Overview: Superman discovers Leviathan’s identity as the villain’s plans threaten the world.
Synopsis (spoilers ahead): Over images of Leviathan’s mask, narration ominously reveals that Manhunter is Leviathan, and Manhunter has taken over the world.
Lois Lane types her story, pausing as she remembers her father’s death. Green Arrow bursts in, but Superman overshadows him as he super-speeds in and embraces his wife. Clark asks for a moment, tries to comfort Lois, but she insists on hearing about Manhunters.
Three hours ago, Kate Spencer, the most recent Manhunter, faces Talia al Ghul and her enforcer Silencer, as well as her distrustful teammates. As Kate panics and attacks her teammates in flashback, Superman narrates to Lois the Manhunter history. Originally similar to the Green Lantern Corps, they brought order to the galaxy, until they were rendered obsolete by other heroes. The Manhunters came to earth to free humanity from the chaos it created.
Batman and Robin begin conversing in sign language to prevent being overheard. The other detectives join in, but just as they start to work out a plan, Lois’s second team arrives. Zatanna quickly transports them all to the Batcave.
Superman finally tells Lois the identity of Leviathan – the Manhunter who took Sam Lane’s analysis of Earth’s chaotic intelligence agencies and used it as a road map to take over the world – Mark Shaw. As Shaw revealed his identity to make one more attempt to recruit Superman, Plastic Man frees Superman from Shaw’s trap, and Batman and his team (including Batgirl, who had infiltrated Leviathan) arrive, having traced the bugs in Kate Spencer Manhunters’ gear. Though the combined strength of the heroes defeats Leviathan’s army, Shaw himself escapes. Batgirl reveals Shaw’s ultimate plan – to release every single secret in the world at the same time. However, she also reveals that Amanda Waller gave her the piece of technology required to stop that plan. As the heroes in the flashback bicker about what to do next (including Green Arrow taser arrowing Talia, much to Robin’s chagrin), Lois insists that the main story is done – Leviathan’s identity and his main plan. Perry White concurs, despite the dozens of other stories still to write, and Lois publishes the truth about Shaw and his plan.

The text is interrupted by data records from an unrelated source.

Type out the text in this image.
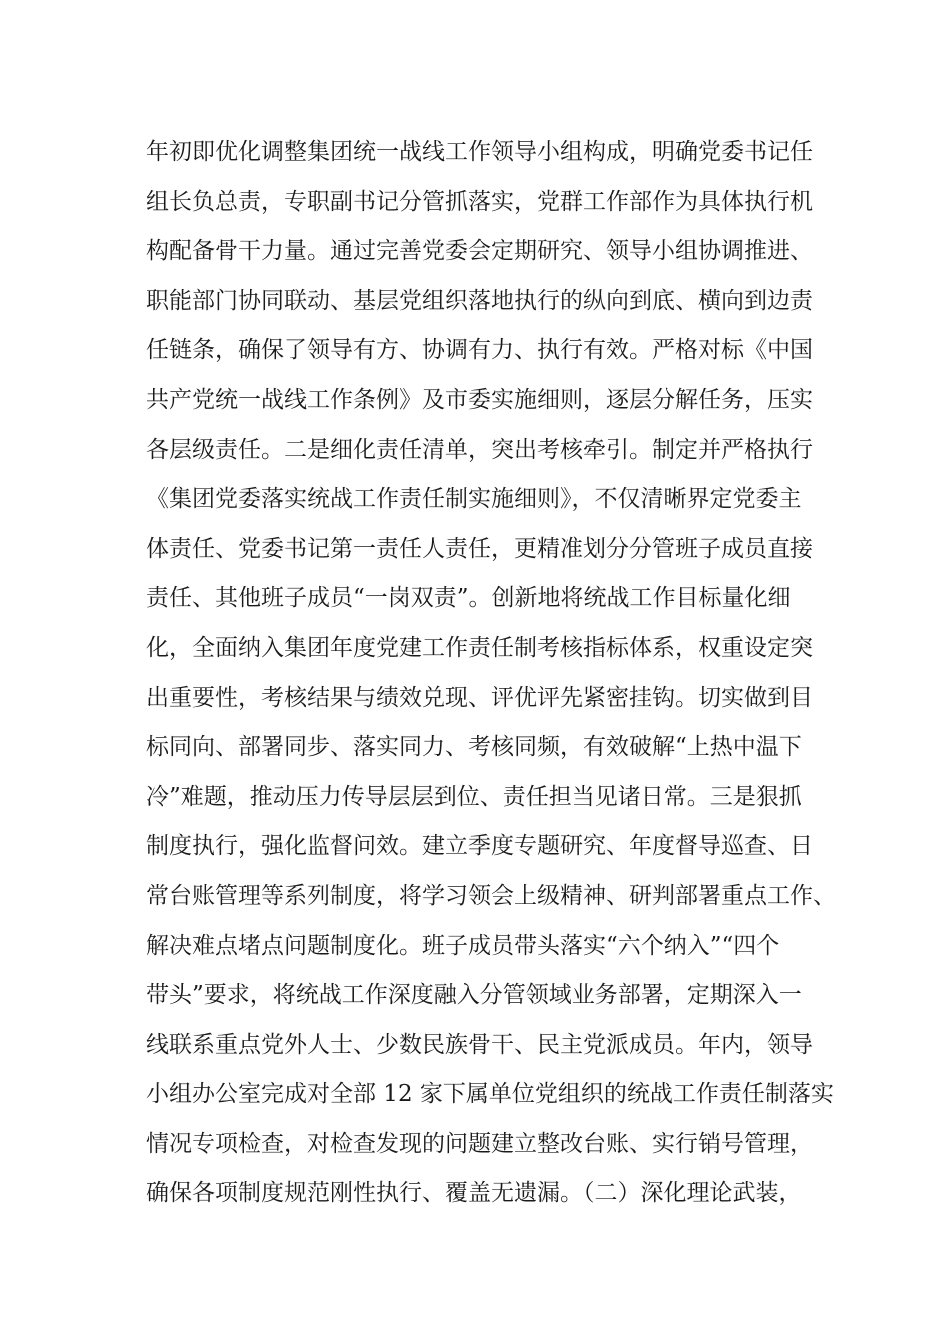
年初即优化调整集团统一战线工作领导小组构成，明确党委书记任
组长负总责，专职副书记分管抓落实，党群工作部作为具体执行机
构配备骨干力量。通过完善党委会定期研究、领导小组协调推进、
职能部门协同联动、基层党组织落地执行的纵向到底、横向到边责
任链条，确保了领导有方、协调有力、执行有效。严格对标《中国
共产党统一战线工作条例》及市委实施细则，逐层分解任务，压实
各层级责任。二是细化责任清单，突出考核牵引。制定并严格执行
《集团党委落实统战工作责任制实施细则》，不仅清晰界定党委主
体责任、党委书记第一责任人责任，更精准划分分管班子成员直接
责任、其他班子成员“一岗双责”。创新地将统战工作目标量化细
化，全面纳入集团年度党建工作责任制考核指标体系，权重设定突
出重要性，考核结果与绩效兑现、评优评先紧密挂钩。切实做到目
标同向、部署同步、落实同力、考核同频，有效破解“上热中温下
冷”难题，推动压力传导层层到位、责任担当见诸日常。三是狠抓
制度执行，强化监督问效。建立季度专题研究、年度督导巡查、日
常台账管理等系列制度，将学习领会上级精神、研判部署重点工作、
解决难点堵点问题制度化。班子成员带头落实“六个纳入”“四个
带头”要求，将统战工作深度融入分管领域业务部署，定期深入一
线联系重点党外人士、少数民族骨干、民主党派成员。年内，领导
小组办公室完成对全部 12 家下属单位党组织的统战工作责任制落实
情况专项检查，对检查发现的问题建立整改台账、实行销号管理，
确保各项制度规范刚性执行、覆盖无遗漏。（二）深化理论武装，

Meanwhile, as Shaw reads the Daily Planet, the hero Guardian approaches him and says he still has followers. Enraged, Shaw plans to burn Earth to the ground now that his attempts to fix the chaos have failed.
Analysis: After the last two issues promised more direct action, Brian Bendis returns to the frustrating flashback narrative device that slowed the first half of this “event” miniseries to a crawl. Worse, he chooses to reveal the main villain’s identity without really setting up the emotional consequences, so that Kate Spencer’s connection to the villain falls completely flat (though hopefully to be continued in a followup miniseries or ongoing by Marc Andreyko, Spencer’s creator). These two problems pale in comparison to the fact that Leviathan’s plan is literally revealed and thwarted in one page – so the readers have absolutely no fear that it will ever happen. The massive displays of power in which Leviathan kidnaps entire buildings full of spies were much more exciting than this frustrating rug-pull of a plot point.
In addition to these problems, Bendis’s voices remain far too similar to his default writing voice and stray from clearly established verbal patterns. For example, Damian calling Talia “mom” and Talia responding “sweetie” makes Damian and Talia sound exactly like Jon and Lois. Even Tim Seeley, who loves to show Damian playing video games and other more “normal” kid activities, has that Damian always calls Talia “Mother” – capital letter included. Bendis’s default writing voice is polished and entertaining, but it’s disappointing that neither he nor his editors pushed him to capture more of the character’s traditional speech patterns.
Alex Maleev’s art remains very appealing, though in service to a story that literally exists just to set up the next arc of Action Comics. Honestly, it’s frustrating that Maleev and Bendis didn’t just write this arc as the last six months of Action Comics, as nothing about the story really justifies the “Event” part of the title. Even the aforementioned mass kidnappings never really develop into a serious threat, despite Maleev’s terrifying renderings of them.
Maleev’s main cover is very interesting, and the use of the maze imagery forming Leviathan’s mask is a nice parallel to the content inside. However, it lacks some of the polish of his previous covers. The Bryan Hitch variant cover, while a bit more generic, is more finished.
Final Thoughts: Though often entertaining and always beautifully drawn, Event Leviathan ends in a rushed and disappointing fashion.